We are working on a project that involves a massive amount of computation for a big collection of point clouds and we need a solution for splitting that computation between as many cores as possible. We use 5 x dual 8 cores xeon procs for a total amount of 160 logical procs at 3Ghz each.
Now, I am aware of posts like this here Ultimate way of sharing data among instances - general - Forum as well as similar ones, and we tried different scenarios with moderate success. The most promissing seems to be the zeromq approach, but also this one has it’s drawbacks, one of them being the pain in the B of manually implementing that and the fact that there is no sync option.
I was reading this introduction in The Gray Book, I quote:
" You want to offload parts of your patch to separate threads
Large patches can become computationally expensive and vvvv does not allow you to use the full power of your PC by being inherently single-threaded. Using vl you can define regions of your program that you want to run asynchronously to the main patch, thus using multiple CPUs in parallel."

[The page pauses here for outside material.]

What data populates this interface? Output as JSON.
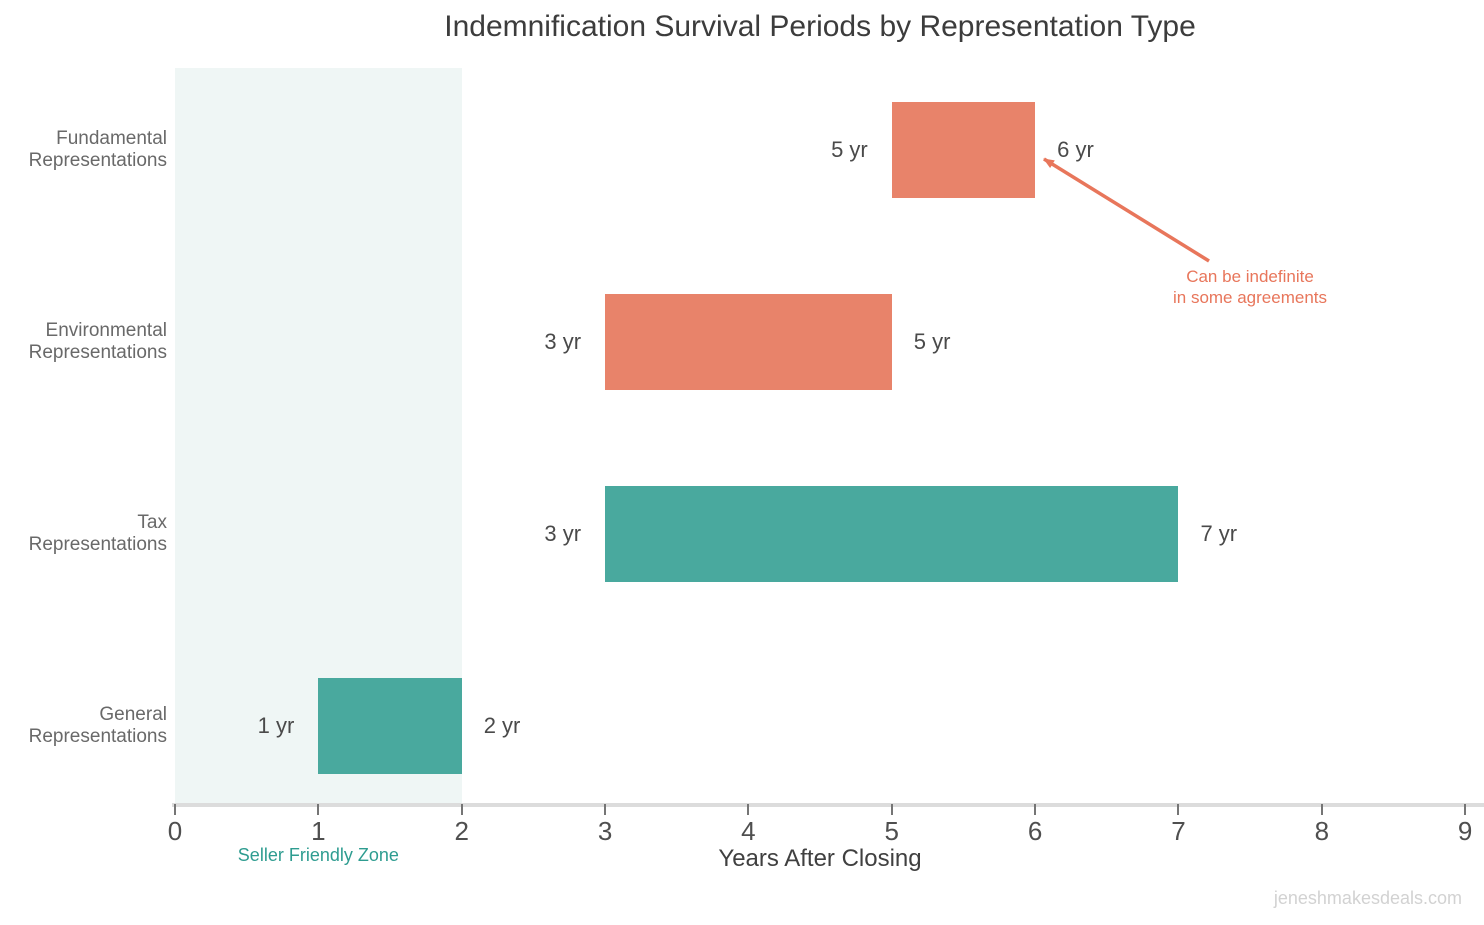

Well yeah,that’s preciselly what we need! The question is, how to do that?
The point clouds are algorithmically generated and their movement ( intricate algorithms as well) is creating long trails - and that is the computational problem I talked about. The data goes to a renderer.
I would like to split those point clouds into chunks and distribute that over as many threads as possible.
How important is it that the particles are moved via CPU? Is it a very complex algorithm?
I think with this large amount of points, no CPU would give you great frame rates. Also, if you do it on CPU you have to upload the whole data every frame to the GPU.
The ideal solution for this scenario is to upload data once to the GPU and then animate it with compute shaders… But that depends on what exactly you want to do with the points.
Sure, look, we are aware of this and we ported everything we could to the GPU (compute shaders, like you said, creation, animation etc happens in the GPUs)- which is a bunch of Titan XPs that eat that amount on bread and ask for a desert afterwards. However we reached a scenario where it is not possible to use the GPUs for two reasons: the calculation of the trails gets screwed up after a certain threshold - the thread group size seems to be the culprit there, but maybe I’m wrong. The end of the queue gets screwed up, the longer the trails the bigger the problem.
The second reason is that with different point clouds coming from different GPUs we are forced to do a readback of that data in order to send them over and render them in one place. But if you have a suggestion here, I am going to make your portrait in dough, vegetables or chewing gum!